# Alexandria, a manual.

This is a detailed, step-by-step guide to using _Alexandria_ for digital text editing.

## 1. What is _Alexandria_?

### Introduction

Briefly put, _Alexandria_ is a text repository system in which you can store and edit documents. It is the reference implementation of TAG (Text-as-Graph), a flexible graph data model for text. Here, the term "reference implementation" means that _Alexandria_ implements all the properties of the TAG model.
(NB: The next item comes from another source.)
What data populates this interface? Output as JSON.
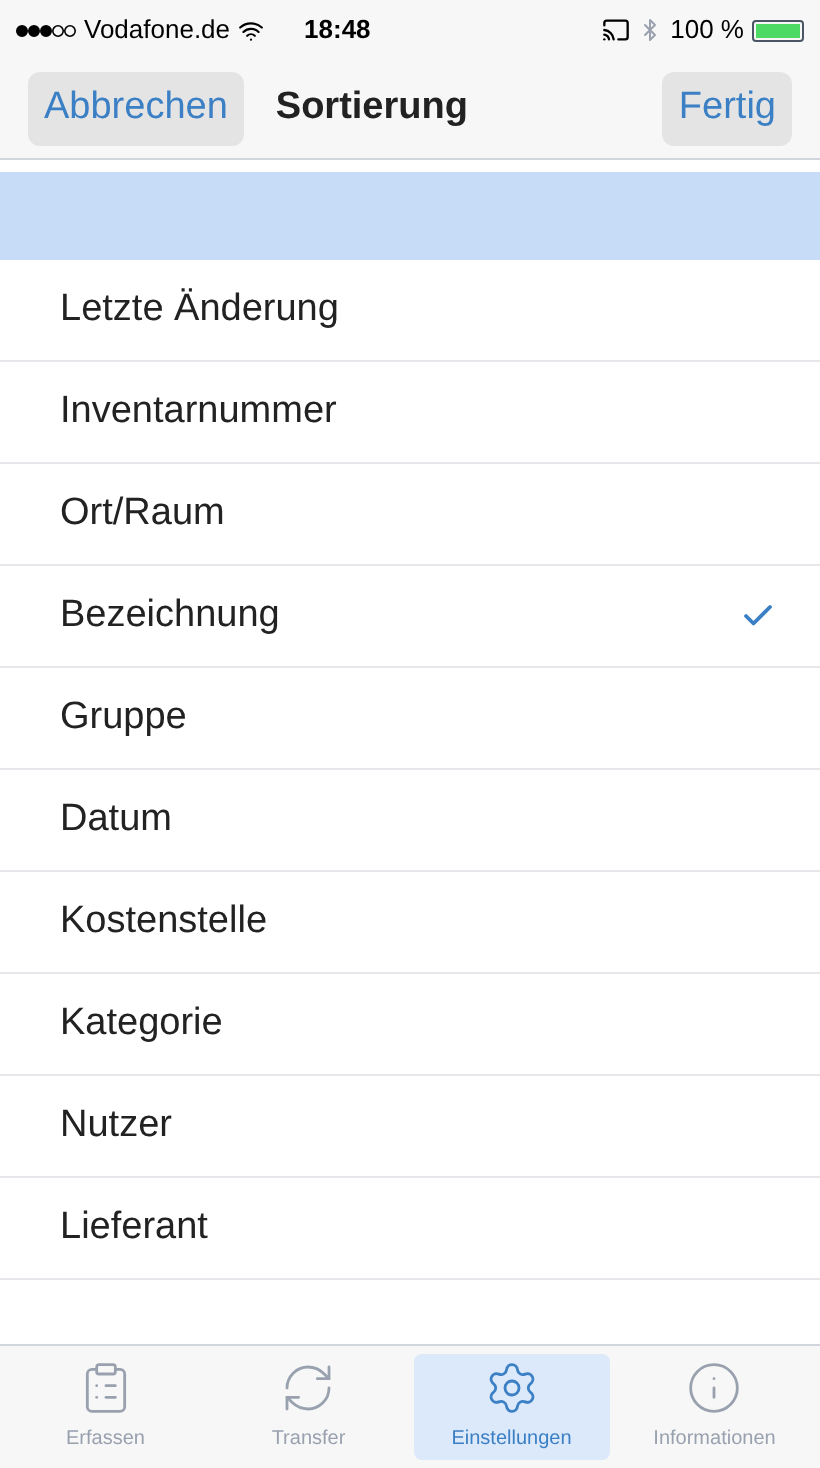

So, by working with _Alexandria_ you'll learn more about TAG. And vice versa, if you want to experiment with the flexibilities of the TAG model _Alexandria_ is where you start. 

You'll quickly find out that _Alexandria_ is not just any text repository. It builds on the idea that a text can be studied from various perspectives. For example, you can model a text according to a textual perspective or a documentary perspective; you can focus on adding linguistic annotations of a text, or rather information about structure of its verses. In _Alexandria_, you can store those different perspectives on the same text. What is more, _Alexandria_ is build along the principles of a distributed architecture. It is a command line tool and it can be integrated in your own editor of choice.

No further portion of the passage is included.